- Promotional poster
- Directed by: Anthony Giacchino
- Written by: Anthony Giacchino
- Produced by: Alice Doyard; Aaron Matthews; Annie Small;
- Starring: Colette Marin-Catherine
- Cinematography: Rose Bush
- Edited by: Aaron Matthews
- Music by: Nami Melumad
- Production companies: Time Travel Unlimited; Oculus; Respawn Entertainment;
- Distributed by: The Guardian
- Release date: February 16, 2020;
- Running time: 24 minutes
- Country: United States
- Language: French

= Colette (2020 film) =

2020 documentary film by Anthony Giacchino

Colette is a 2020 French-language American documentary film directed by Anthony Giacchino and produced by Alice Doyard, Annie Small and Aaron Matthews.

==Plot==
Together with aspiring historian Lucie Fouble, 90-year-old French Resistance fighter Colette Marin-Catherine travels to Nordhausen to visit Mittelbau-Dora concentration camp. Until then, she had avoided visiting the place where her brother, Jean-Pierre, died. The whole family was active in the resistance. She wrote down the registration numbers of passing trucks. Her brother had collected weapons for the resistance and was arrested in the process. He died in the concentration camp at the age of 19 as a result of forced labor combined with malnutrition. Because of her experiences, she avoided traveling to Germany. Fouble contacted her after researching her brother.

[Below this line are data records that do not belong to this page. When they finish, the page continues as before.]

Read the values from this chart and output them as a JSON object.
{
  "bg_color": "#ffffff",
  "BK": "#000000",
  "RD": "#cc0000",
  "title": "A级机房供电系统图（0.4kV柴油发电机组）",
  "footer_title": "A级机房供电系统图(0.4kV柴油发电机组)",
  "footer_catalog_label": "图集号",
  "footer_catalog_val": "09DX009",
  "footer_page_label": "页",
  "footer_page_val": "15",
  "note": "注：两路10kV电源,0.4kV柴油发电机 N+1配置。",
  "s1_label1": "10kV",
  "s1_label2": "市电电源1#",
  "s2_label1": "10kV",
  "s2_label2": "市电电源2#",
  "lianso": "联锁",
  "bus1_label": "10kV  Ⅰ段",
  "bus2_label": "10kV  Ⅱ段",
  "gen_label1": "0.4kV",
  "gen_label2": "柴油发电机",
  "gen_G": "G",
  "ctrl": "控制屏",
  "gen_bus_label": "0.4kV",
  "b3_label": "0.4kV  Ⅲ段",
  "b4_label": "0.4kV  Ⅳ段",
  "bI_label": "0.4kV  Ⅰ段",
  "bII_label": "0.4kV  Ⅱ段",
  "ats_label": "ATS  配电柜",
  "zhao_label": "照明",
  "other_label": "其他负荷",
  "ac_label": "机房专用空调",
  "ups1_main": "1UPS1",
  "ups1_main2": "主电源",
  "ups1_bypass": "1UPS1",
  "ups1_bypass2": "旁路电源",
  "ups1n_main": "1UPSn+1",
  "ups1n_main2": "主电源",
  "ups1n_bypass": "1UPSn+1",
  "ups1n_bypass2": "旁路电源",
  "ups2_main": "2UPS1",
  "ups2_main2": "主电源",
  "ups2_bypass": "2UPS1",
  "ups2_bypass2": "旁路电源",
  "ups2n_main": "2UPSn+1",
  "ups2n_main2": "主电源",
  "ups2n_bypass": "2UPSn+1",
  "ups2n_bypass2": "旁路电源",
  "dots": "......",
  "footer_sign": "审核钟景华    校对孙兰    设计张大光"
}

When they first meet, Fouble asks if they could take Jean-Pierre's photo on the trip. Colette tells how her father had hid a camera under his shirt while visiting in order to take the photo. While on the train to Nordhausen, Colette talks about how she felt distant from her brother, and describes how she felt guilty when her mother wished that she had been taken in place of Jean-Pierre. At Nordhausen, the former mayor wants to say a few words to Colette, but she interrupts him, saying that she is not feeling well. The next day, they visit the concentration camp's memorial site. They see the prison block that her brother likely slept in, as well as the tunnels where prisoners were forced to build V-2 rockets. While looking over the ruins of the prison block, Colette bursts into tears as she had forgotten to bring flowers for her brother. After visiting the camp's crematorium, she presents Fouble with a ring Jean-Pierre had made for her mother.

==Background==
The film was directed by Anthony Giacchino and produced by Alice Doyard, Aaron Matthews, and Annie Small. It was released by The Guardian. The idea came to the team when they were filming a documentary about a U.S. World War II veteran who made an emergency landing in Normandy during Operation Overlord. Their guide introduced them to Colette Marin-Catherine. An interview ensued, but the filmmakers did not want a simple portrait. At first, they seemed unable to persuade Marin-Catherine to visit Mittelbau-Dora concentration camp because of her strong aversion to the place, or to Germany in general, and because she had spent 70 years trying to forget the past. During their research, however, they came across Lucie Fouble, a historian, who was doing research on her brother. With Fouble's support, they succeeded in making the film.

The filmmakers paid attention to reverence and gave Marin-Catherine the opportunity to determine when the camera should stop filming. Before each scene, they outlined how they would film that scene, but gave Fouble control over the scene and the freedom to express her feelings, as well as the final word.

==Accolades==
It won the Academy Award for Best Documentary Short Subject at the 93rd Academy Awards. Co-produced by Oculus and Respawn Entertainment as part of the documentary gallery for the virtual reality video game Medal of Honor: Above and Beyond, Colette is the first film produced by a video game studio to win or be nominated for an Academy Award.